Según un nuevo estudio del Banco de Pagos Internacionales (BPI), la creciente utilización de criptomonedas en mercados emergentes no ha atenuado, sino que ha «amplificado» los riesgos financieros. A pesar de ser promocionadas como soluciones de pago económicas y alternativas en áreas de alta inflación, el estudio indica que los riesgos para la estabilidad financiera se han incrementado. Por ejemplo, los fondos cotizados en bolsa (ETF) de Bitcoin se mencionan como un peligro potencial, reduciendo las barreras de entrada para los «inversores menos sofisticados» y aumentando su exposición.
La paradoja de la regulación de las criptomonedas es evidente en este informe. Por un lado, existe la necesidad de contener los riesgos financieros amplificados por las criptomonedas en mercados emergentes. La prohibición, la contención o la regulación son opciones que se debaten. Sin embargo, el documento advierte sobre los peligros de una reacción «excesivamente prohibitiva», que podría empujar las criptoactividades a las sombras, poniendo en peligro aún más la estabilidad financiera.
A pesar de los riesgos destacados, el informe también señala que la tecnología de criptomonedas aún podría aplicarse de maneras constructivas. La creación de un marco normativo que canalice la innovación en direcciones socialmente útiles es un desafío clave para el futuro. Esto demuestra una apertura hacia el potencial positivo de las criptomonedas si se reglamentan de manera adecuada y responsable, reconociendo su atractivo ilusorio como una solución rápida para los retos financieros en mercados emergentes.

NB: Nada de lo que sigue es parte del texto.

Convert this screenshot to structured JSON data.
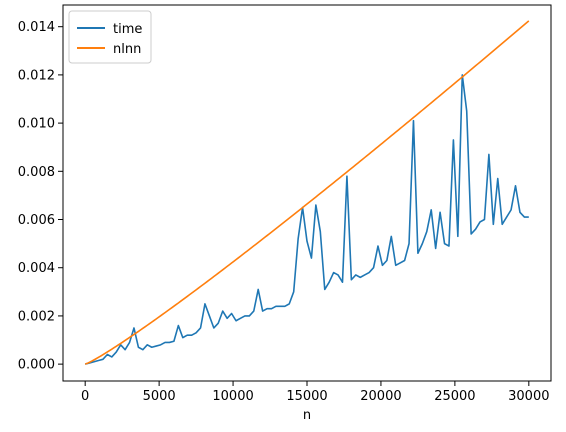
{
  "chart_data": {
    "type": "line",
    "title": "",
    "xlabel": "n",
    "ylabel": "",
    "xlim": [
      -1500,
      31500
    ],
    "ylim": [
      -0.0007,
      0.0149
    ],
    "xticks": [
      0,
      5000,
      10000,
      15000,
      20000,
      25000,
      30000
    ],
    "xtick_labels": [
      "0",
      "5000",
      "10000",
      "15000",
      "20000",
      "25000",
      "30000"
    ],
    "yticks": [
      0.0,
      0.002,
      0.004,
      0.006,
      0.008,
      0.01,
      0.012,
      0.014
    ],
    "ytick_labels": [
      "0.000",
      "0.002",
      "0.004",
      "0.006",
      "0.008",
      "0.010",
      "0.012",
      "0.014"
    ],
    "grid": false,
    "legend_position": "top-left",
    "series": [
      {
        "name": "time",
        "color": "#1f77b4",
        "x": [
          0,
          300,
          600,
          900,
          1200,
          1500,
          1800,
          2100,
          2400,
          2700,
          3000,
          3300,
          3600,
          3900,
          4200,
          4500,
          4800,
          5100,
          5400,
          5700,
          6000,
          6300,
          6600,
          6900,
          7200,
          7500,
          7800,
          8100,
          8400,
          8700,
          9000,
          9300,
          9600,
          9900,
          10200,
          10500,
          10800,
          11100,
          11400,
          11700,
          12000,
          12300,
          12600,
          12900,
          13200,
          13500,
          13800,
          14100,
          14400,
          14700,
          15000,
          15300,
          15600,
          15900,
          16200,
          16500,
          16800,
          17100,
          17400,
          17700,
          18000,
          18300,
          18600,
          18900,
          19200,
          19500,
          19800,
          20100,
          20400,
          20700,
          21000,
          21300,
          21600,
          21900,
          22200,
          22500,
          22800,
          23100,
          23400,
          23700,
          24000,
          24300,
          24600,
          24900,
          25200,
          25500,
          25800,
          26100,
          26400,
          26700,
          27000,
          27300,
          27600,
          27900,
          28200,
          28500,
          28800,
          29100,
          29400,
          29700,
          30000
        ],
        "y": [
          0.0,
          5e-05,
          0.0001,
          0.00015,
          0.0002,
          0.0004,
          0.0003,
          0.0005,
          0.0008,
          0.0006,
          0.0009,
          0.0015,
          0.0007,
          0.0006,
          0.0008,
          0.0007,
          0.00075,
          0.0008,
          0.0009,
          0.0009,
          0.00095,
          0.0016,
          0.0011,
          0.0012,
          0.0012,
          0.0013,
          0.0015,
          0.0025,
          0.002,
          0.0015,
          0.0017,
          0.0022,
          0.0019,
          0.0021,
          0.0018,
          0.0019,
          0.002,
          0.002,
          0.0022,
          0.0031,
          0.0022,
          0.0023,
          0.0023,
          0.0024,
          0.0024,
          0.0024,
          0.0025,
          0.003,
          0.0052,
          0.0065,
          0.0051,
          0.0044,
          0.0066,
          0.0055,
          0.0031,
          0.0034,
          0.0038,
          0.0037,
          0.0034,
          0.0078,
          0.0035,
          0.0037,
          0.0036,
          0.0037,
          0.0038,
          0.004,
          0.0049,
          0.0041,
          0.0043,
          0.0053,
          0.0041,
          0.0042,
          0.0043,
          0.005,
          0.0101,
          0.0046,
          0.005,
          0.0055,
          0.0064,
          0.0048,
          0.0063,
          0.005,
          0.0049,
          0.0093,
          0.0053,
          0.012,
          0.0105,
          0.0054,
          0.0056,
          0.0059,
          0.006,
          0.0087,
          0.0058,
          0.0077,
          0.0058,
          0.0061,
          0.0064,
          0.0074,
          0.0063,
          0.0061,
          0.0061
        ]
      },
      {
        "name": "nlnn",
        "color": "#ff7f0e",
        "function": "n*ln(n)",
        "scale": 4.605e-08,
        "x_range": [
          0,
          30000
        ]
      }
    ]
  }
}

El estudio, sin embargo, carece de claridad en algunos aspectos. No se especifica qué mercados emergentes están implicados en el análisis, y no se abordan las diferencias en la regulación entre países, como las medidas restrictivas adoptadas por China y Pakistán. La falta de información detallada puede socavar la fuerza del argumento y la aplicabilidad de las recomendaciones, haciendo que el documento sea menos persuasivo para los reguladores y las partes interesadas.
El estudio del BPI pinta un panorama complejo y cauteloso de las criptomonedas en los mercados emergentes. Mientras destaca los riesgos financieros amplificados y la necesidad de una regulación cuidadosa, también reconoce el potencial innovador de la tecnología. El equilibrio entre la regulación y la promoción de la innovación será esencial para garantizar que las criptomonedas no amplifiquen innecesariamente los riesgos en estas economías vulnerables. La claridad y la especificidad en futuros estudios podrían ayudar a trazar un camino más definido hacia este equilibrio crítico.